Right guy, wrong timing, he had told her. Trish then showered him with her finest geek flattery, most of which was true, and before Zoubianis knew it, he was typing a strange-looking IP address into his laptop.

Zoubianis took one look at the number and immediately felt uneasy. “Trish, this IP has a funky format. It’s written in a protocol that isn’t even publicly available yet. It’s probably gov intel or military.”

“Military?” Trish laughed. “Believe me, I just pulled a redacted document off this server, and it was not military.” Zoubianis pulled up his terminal window and tried a traceroute. “You said your traceroute died?”

“Yeah. Twice. Same hop.”

“Mine, too.” He pulled up a diagnostic probe and launched it. “And what’s so interesting about this IP?”
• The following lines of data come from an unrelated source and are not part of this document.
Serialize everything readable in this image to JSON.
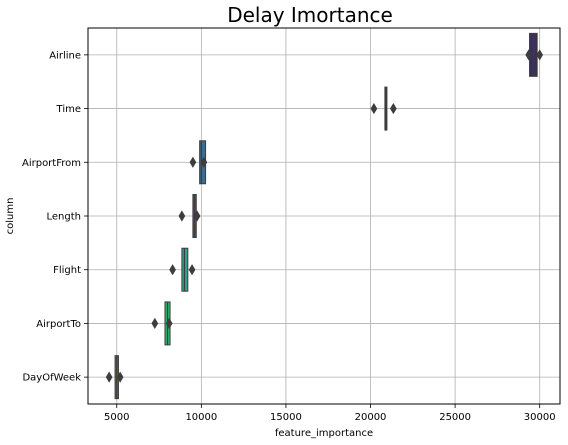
{
  "chart_data": {
    "type": "boxplot",
    "orientation": "horizontal",
    "title": "Delay Imortance",
    "xlabel": "feature_importance",
    "ylabel": "column",
    "xlim": [
      3300,
      31200
    ],
    "xticks": [
      5000,
      10000,
      15000,
      20000,
      25000,
      30000
    ],
    "xtick_labels": [
      "5000",
      "10000",
      "15000",
      "20000",
      "25000",
      "30000"
    ],
    "grid": true,
    "categories": [
      "Airline",
      "Time",
      "AirportFrom",
      "Length",
      "Flight",
      "AirportTo",
      "DayOfWeek"
    ],
    "boxes": [
      {
        "label": "Airline",
        "q1": 29400,
        "median": 29650,
        "q3": 29850,
        "whisker_low": 29400,
        "whisker_high": 29850,
        "outliers": [
          29350,
          30000
        ],
        "color": "#3b2e5a"
      },
      {
        "label": "Time",
        "q1": 20850,
        "median": 20900,
        "q3": 20950,
        "whisker_low": 20850,
        "whisker_high": 20950,
        "outliers": [
          20200,
          21350
        ],
        "color": "#3a3a55"
      },
      {
        "label": "AirportFrom",
        "q1": 9900,
        "median": 10000,
        "q3": 10250,
        "whisker_low": 9900,
        "whisker_high": 10250,
        "outliers": [
          9500,
          10150
        ],
        "color": "#3d6c8c"
      },
      {
        "label": "Length",
        "q1": 9500,
        "median": 9600,
        "q3": 9700,
        "whisker_low": 9500,
        "whisker_high": 9700,
        "outliers": [
          8850,
          9750
        ],
        "color": "#3e5b6e"
      },
      {
        "label": "Flight",
        "q1": 8850,
        "median": 9000,
        "q3": 9200,
        "whisker_low": 8850,
        "whisker_high": 9200,
        "outliers": [
          8300,
          9450
        ],
        "color": "#2ea48c"
      },
      {
        "label": "AirportTo",
        "q1": 7850,
        "median": 8000,
        "q3": 8150,
        "whisker_low": 7850,
        "whisker_high": 8150,
        "outliers": [
          7250,
          8100
        ],
        "color": "#2db36f"
      },
      {
        "label": "DayOfWeek",
        "q1": 4900,
        "median": 5000,
        "q3": 5100,
        "whisker_low": 4900,
        "whisker_high": 5100,
        "outliers": [
          4550,
          5200
        ],
        "color": "#5f6e4a"
      }
    ]
  }
}
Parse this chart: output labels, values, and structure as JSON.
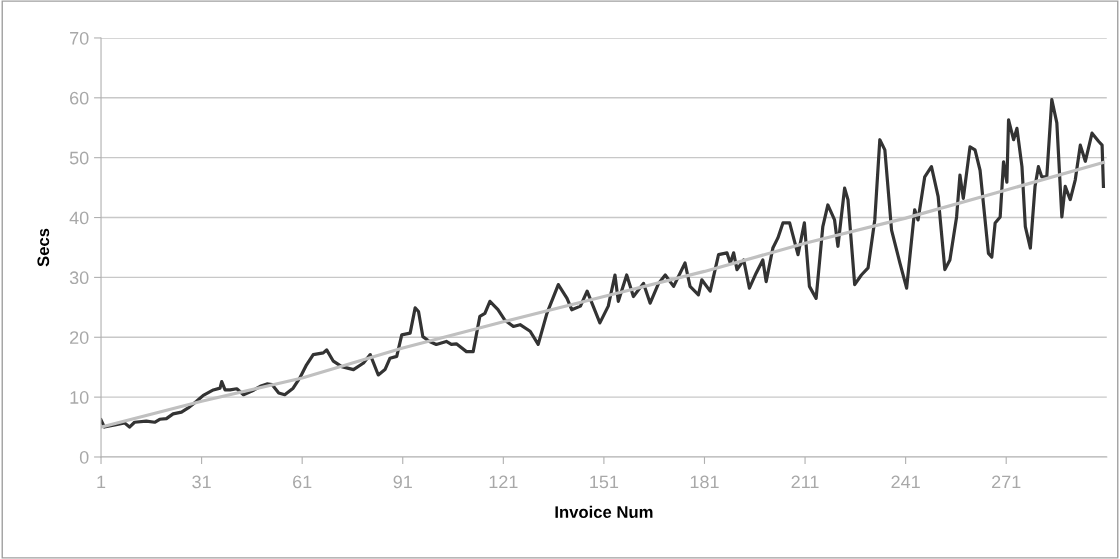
{
  "chart_data": {
    "type": "line",
    "xlabel": "Invoice Num",
    "ylabel": "Secs",
    "xlim": [
      1,
      301
    ],
    "xticks": [
      1,
      31,
      61,
      91,
      121,
      151,
      181,
      211,
      241,
      271
    ],
    "ylim": [
      0,
      70
    ],
    "yticks": [
      0,
      10,
      20,
      30,
      40,
      50,
      60,
      70
    ],
    "grid": "y",
    "legend": false,
    "marker": "none",
    "line_style": "solid",
    "series": [
      {
        "color": "#333333",
        "x": [
          1,
          2,
          5.5,
          8,
          9.5,
          11,
          14.5,
          17,
          18.5,
          20.5,
          22.5,
          25,
          27,
          29.5,
          31.5,
          34.5,
          36.5,
          37,
          38,
          39.5,
          41.5,
          43.5,
          46,
          48.5,
          50.5,
          52,
          54,
          55.8,
          58.3,
          60.3,
          62.3,
          64.3,
          67.3,
          68.3,
          70.3,
          72.8,
          76.3,
          79.3,
          81.3,
          83.7,
          85.7,
          87.2,
          89.2,
          90.7,
          93.2,
          94.7,
          95.7,
          97,
          99,
          101,
          104,
          105.5,
          107,
          110,
          112,
          114,
          115.5,
          117,
          119.4,
          121.4,
          124,
          126,
          129,
          131.4,
          134,
          137.4,
          140,
          141.4,
          144,
          146,
          149.8,
          152.3,
          154.3,
          155.3,
          157.8,
          159.8,
          162.8,
          164.8,
          167.3,
          169.3,
          171.8,
          175.2,
          176.7,
          179.2,
          180.2,
          182.7,
          185.2,
          187.7,
          188.7,
          189.7,
          190.7,
          192.7,
          194.4,
          196.4,
          198.4,
          199.4,
          201.4,
          202.9,
          204.4,
          206.4,
          208.9,
          210.8,
          212.3,
          214.3,
          216.3,
          217.8,
          219.8,
          220.8,
          222.8,
          223.8,
          225.8,
          227.8,
          229.8,
          231.8,
          233.3,
          234.8,
          236.8,
          239.3,
          241.3,
          243.7,
          244.7,
          246.7,
          248.7,
          250.7,
          252.7,
          254.2,
          256.2,
          257.2,
          258.2,
          260.2,
          261.7,
          263.2,
          265.7,
          266.7,
          267.7,
          269.2,
          270.2,
          271.2,
          271.7,
          273.2,
          274.2,
          275.7,
          276.7,
          278.2,
          279.6,
          280.6,
          281.6,
          283.1,
          284.6,
          286.1,
          287.6,
          288.6,
          290.1,
          291.6,
          293.1,
          294.6,
          296.6,
          298.6,
          299.6,
          300
        ],
        "values": [
          6.2,
          5.0,
          5.4,
          5.7,
          5.0,
          5.8,
          6.0,
          5.8,
          6.3,
          6.4,
          7.2,
          7.5,
          8.2,
          9.3,
          10.3,
          11.2,
          11.5,
          12.6,
          11.2,
          11.2,
          11.4,
          10.4,
          11.0,
          11.8,
          12.2,
          12.1,
          10.7,
          10.4,
          11.5,
          13.2,
          15.4,
          17.1,
          17.4,
          17.9,
          16.0,
          15.1,
          14.6,
          15.7,
          17.1,
          13.7,
          14.6,
          16.5,
          16.8,
          20.4,
          20.7,
          24.9,
          24.3,
          20.1,
          19.3,
          18.8,
          19.3,
          18.8,
          18.9,
          17.6,
          17.6,
          23.5,
          24.0,
          26.0,
          24.6,
          22.9,
          21.8,
          22.1,
          21.0,
          18.8,
          24.0,
          28.8,
          26.5,
          24.6,
          25.2,
          27.7,
          22.4,
          25.2,
          30.4,
          26.0,
          30.4,
          26.8,
          29.0,
          25.7,
          29.0,
          30.4,
          28.5,
          32.4,
          28.5,
          27.1,
          29.6,
          27.7,
          33.8,
          34.1,
          32.4,
          34.1,
          31.3,
          32.9,
          28.2,
          30.7,
          32.9,
          29.3,
          34.9,
          36.6,
          39.1,
          39.1,
          33.8,
          39.1,
          28.5,
          26.5,
          38.5,
          42.1,
          39.6,
          35.2,
          44.9,
          43.0,
          28.8,
          30.4,
          31.6,
          39.6,
          53.0,
          51.3,
          37.9,
          32.4,
          28.2,
          41.3,
          39.6,
          46.8,
          48.5,
          43.5,
          31.3,
          32.9,
          40.1,
          47.1,
          43.2,
          51.8,
          51.3,
          47.9,
          34.0,
          33.4,
          39.1,
          40.1,
          49.3,
          45.9,
          56.3,
          53.0,
          54.9,
          48.5,
          38.5,
          34.9,
          45.2,
          48.5,
          46.8,
          46.8,
          59.7,
          55.8,
          40.1,
          45.2,
          43.0,
          46.3,
          52.1,
          49.4,
          54.1,
          52.7,
          52.1,
          45.2
        ]
      },
      {
        "color": "#c0c0c0",
        "x": [
          1,
          31,
          61,
          91,
          121,
          151,
          181,
          211,
          241,
          271,
          300
        ],
        "values": [
          5.0,
          9.3,
          13.2,
          18.2,
          22.6,
          26.8,
          31.0,
          35.7,
          39.9,
          44.6,
          49.2
        ]
      }
    ]
  }
}
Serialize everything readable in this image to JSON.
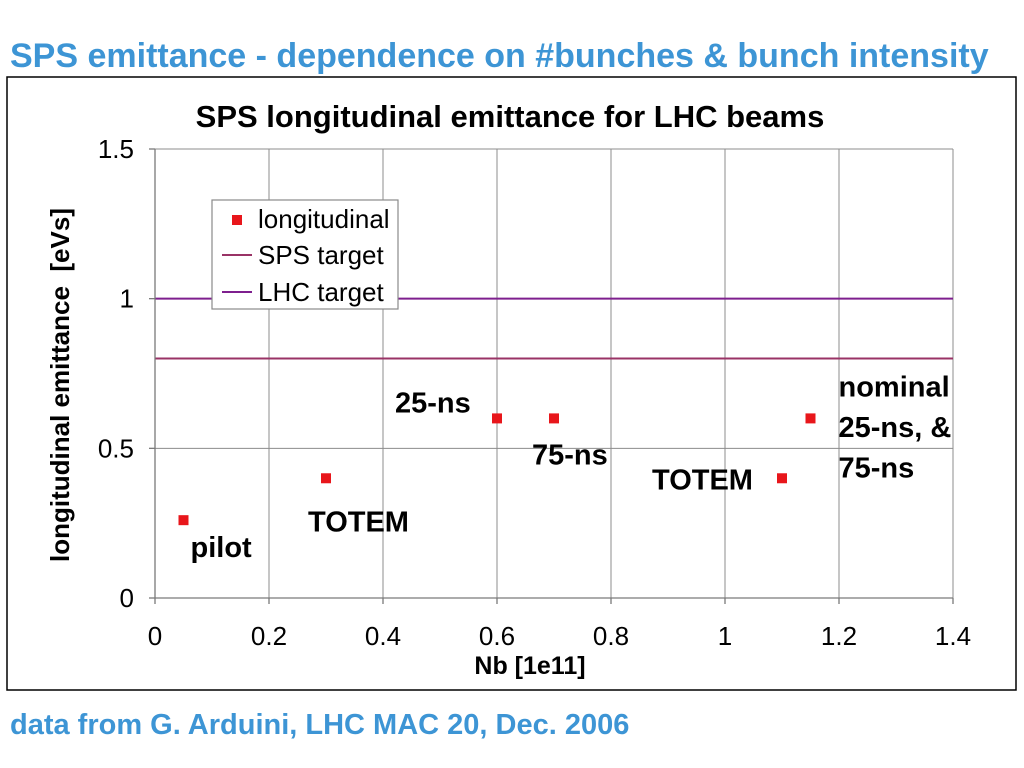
{
  "slide": {
    "title": "SPS emittance - dependence on #bunches & bunch intensity",
    "footer": "data from G. Arduini, LHC MAC 20, Dec. 2006",
    "text_color": "#3d95d5"
  },
  "chart_data": {
    "type": "scatter",
    "title": "SPS longitudinal emittance for LHC beams",
    "xlabel": "Nb [1e11]",
    "ylabel": "longitudinal emittance  [eVs]",
    "xlim": [
      0,
      1.4
    ],
    "ylim": [
      0,
      1.5
    ],
    "xtick_labels": [
      "0",
      "0.2",
      "0.4",
      "0.6",
      "0.8",
      "1",
      "1.2",
      "1.4"
    ],
    "ytick_labels": [
      "0",
      "0.5",
      "1",
      "1.5"
    ],
    "grid": true,
    "legend_position": "top-left",
    "series": [
      {
        "name": "longitudinal",
        "kind": "scatter",
        "marker": "square",
        "color": "#e8161b",
        "points": [
          {
            "x": 0.05,
            "y": 0.26,
            "label": [
              "pilot"
            ]
          },
          {
            "x": 0.3,
            "y": 0.4,
            "label": [
              "TOTEM"
            ]
          },
          {
            "x": 0.6,
            "y": 0.6,
            "label": [
              "25-ns"
            ]
          },
          {
            "x": 0.7,
            "y": 0.6,
            "label": [
              "75-ns"
            ]
          },
          {
            "x": 1.1,
            "y": 0.4,
            "label": [
              "TOTEM"
            ]
          },
          {
            "x": 1.15,
            "y": 0.6,
            "label": [
              "nominal",
              "25-ns, &",
              "75-ns"
            ]
          }
        ]
      },
      {
        "name": "SPS target",
        "kind": "hline",
        "color": "#993366",
        "y": 0.8
      },
      {
        "name": "LHC target",
        "kind": "hline",
        "color": "#7e1f8e",
        "y": 1
      }
    ]
  }
}
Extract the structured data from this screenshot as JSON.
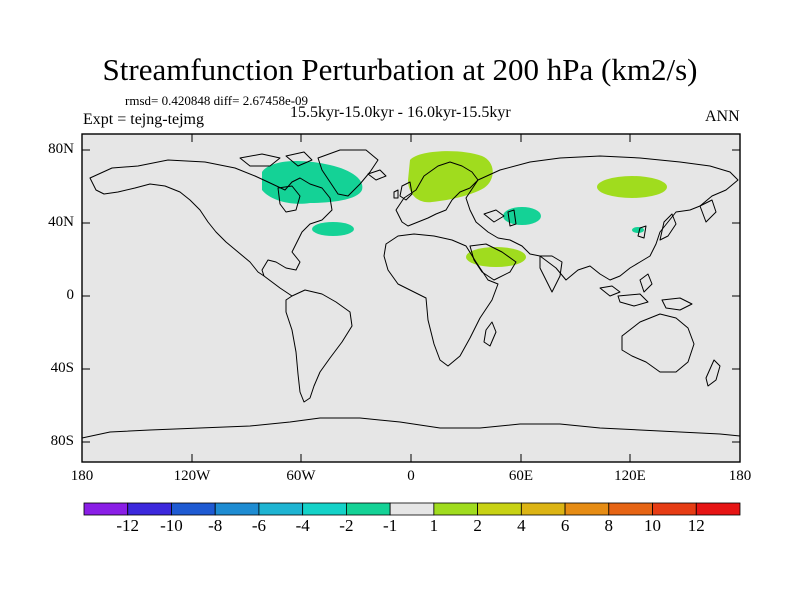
{
  "title": "Streamfunction Perturbation at 200 hPa (km2/s)",
  "stats_line": "rmsd= 0.420848 diff= 2.67458e-09",
  "period_line": "15.5kyr-15.0kyr - 16.0kyr-15.5kyr",
  "experiment_line": "Expt = tejng-tejmg",
  "season": "ANN",
  "y_axis_labels": [
    "80N",
    "40N",
    "0",
    "40S",
    "80S"
  ],
  "x_axis_labels": [
    "180",
    "120W",
    "60W",
    "0",
    "60E",
    "120E",
    "180"
  ],
  "colorbar": {
    "labels": [
      "-12",
      "-10",
      "-8",
      "-6",
      "-4",
      "-2",
      "-1",
      "1",
      "2",
      "4",
      "6",
      "8",
      "10",
      "12"
    ],
    "colors": [
      "#8a1ee6",
      "#3c28dc",
      "#1e5ad2",
      "#1e8cd2",
      "#1eb4d2",
      "#14d2c8",
      "#14d296",
      "#e6e6e6",
      "#a0dc1e",
      "#c8d214",
      "#dcb414",
      "#e68c14",
      "#e66414",
      "#e63c14",
      "#e61414"
    ]
  },
  "colors": {
    "background_fill": "#e6e6e6",
    "negative_small": "#14d296",
    "positive_small": "#a0dc1e"
  }
}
“I ran a delegator that tapped a search engine at this IP and pulled a redacted document. I need to see the rest of the document. I’m happy to pay them for it, but I can’t figure out who owns the IP or how to access it.”

Zoubianis frowned at his screen. “Are you sure about this? I’m running a diagnostic, and this firewall coding looks . . . pretty serious.”

“That’s why you get the big bucks.”

Zoubianis considered it. They’d offered him a fortune for a job this easy. “One question, Trish. Why are you so hot on this?”

Trish paused. “I’m doing a favor for a friend.”

“Must be a special friend.”

“She is.”

Zoubianis chuckled and held his tongue. I knew it.

“Look,” Trish said, sounding impatient. “Are you good enough to unmask this IP? Yes or no?”

“Yes, I’m good enough. And yes, I know you’re playing me like a fiddle.”

“How long will it take you?”

“Not long,” he said, typing as he spoke. “I should be able to get into a machine on their network within ten minutes or so. Once I’m in and know what I’m looking at, I’ll call you back.”

“I appreciate it. So, are you doing well?”

Now she asks? “Trish, for God’s sake, you called me on the night of a play-off game and now you want to chat? Do you want me to hack this IP or not?”

“Thanks, Mark. I appreciate it. I’ll be waiting for your call.”

“Fifteen minutes.” Zoubianis hung up, grabbed his bowl of Pirate’s Booty, and unmuted the game.